C’est avec beaucoup d’intérêt que je suis allée rendre visite à ces lieux d’histoire, je vais comme à l’habitude essayer de vous faire partager ces excursions.
Commençons par le plus spectaculaire, le Mémorial de Chang Kaï Chek, dédié à l’homme à qui l’on doit l’implantation à Taïwan de la République de Chine, dont il fut le Président de 1950 jusqu’à sa mort en 1975. Le bâtiment fut érigé en cinq ans et inauguré en 1980.
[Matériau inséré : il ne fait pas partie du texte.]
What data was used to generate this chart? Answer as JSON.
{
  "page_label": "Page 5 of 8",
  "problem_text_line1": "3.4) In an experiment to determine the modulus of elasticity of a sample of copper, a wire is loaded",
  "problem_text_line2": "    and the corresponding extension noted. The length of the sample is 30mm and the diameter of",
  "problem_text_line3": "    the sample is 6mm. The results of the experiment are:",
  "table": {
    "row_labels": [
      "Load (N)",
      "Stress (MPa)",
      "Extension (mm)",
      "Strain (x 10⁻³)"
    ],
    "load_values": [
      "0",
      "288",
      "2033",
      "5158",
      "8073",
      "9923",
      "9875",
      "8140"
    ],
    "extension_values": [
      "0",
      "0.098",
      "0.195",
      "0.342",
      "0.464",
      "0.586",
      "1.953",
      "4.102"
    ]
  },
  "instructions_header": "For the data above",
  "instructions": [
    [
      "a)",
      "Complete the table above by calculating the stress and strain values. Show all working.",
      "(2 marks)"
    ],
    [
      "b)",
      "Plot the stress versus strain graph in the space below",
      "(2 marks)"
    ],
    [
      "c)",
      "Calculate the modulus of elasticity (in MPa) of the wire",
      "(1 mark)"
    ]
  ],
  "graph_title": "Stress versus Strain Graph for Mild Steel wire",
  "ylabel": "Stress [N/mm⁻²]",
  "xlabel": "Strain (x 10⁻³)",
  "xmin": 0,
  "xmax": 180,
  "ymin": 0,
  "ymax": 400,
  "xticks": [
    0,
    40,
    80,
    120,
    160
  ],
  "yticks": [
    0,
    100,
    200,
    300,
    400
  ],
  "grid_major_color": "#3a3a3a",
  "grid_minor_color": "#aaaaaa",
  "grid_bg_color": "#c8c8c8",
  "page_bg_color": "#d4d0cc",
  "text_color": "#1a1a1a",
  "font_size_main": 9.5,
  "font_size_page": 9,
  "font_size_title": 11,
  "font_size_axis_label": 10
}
Une immense arche de marbre blanc ouvre sur une esplanade au diapason, sûrement à l’aune de ce grand personnage ; il y a ici des rémanences de l’immensité de la Place Tian An Men de Pékin dans l’imaginaire de ceux qui ont conçu cet ensemble architectural (cette Place de la Liberté fait 250 000 m², à comparer aux 400 00 m² de Tian An Men – Notre Place de la Concorde, avec ses 86 400 m², fait pâle figure) : l’espace donné à ce fondateur doit pouvoir se comparer à celle allouée au fondateur de la République populaire de Chine, ce serait autrement une perte de face 面子, comme quelque chose d’insupportable.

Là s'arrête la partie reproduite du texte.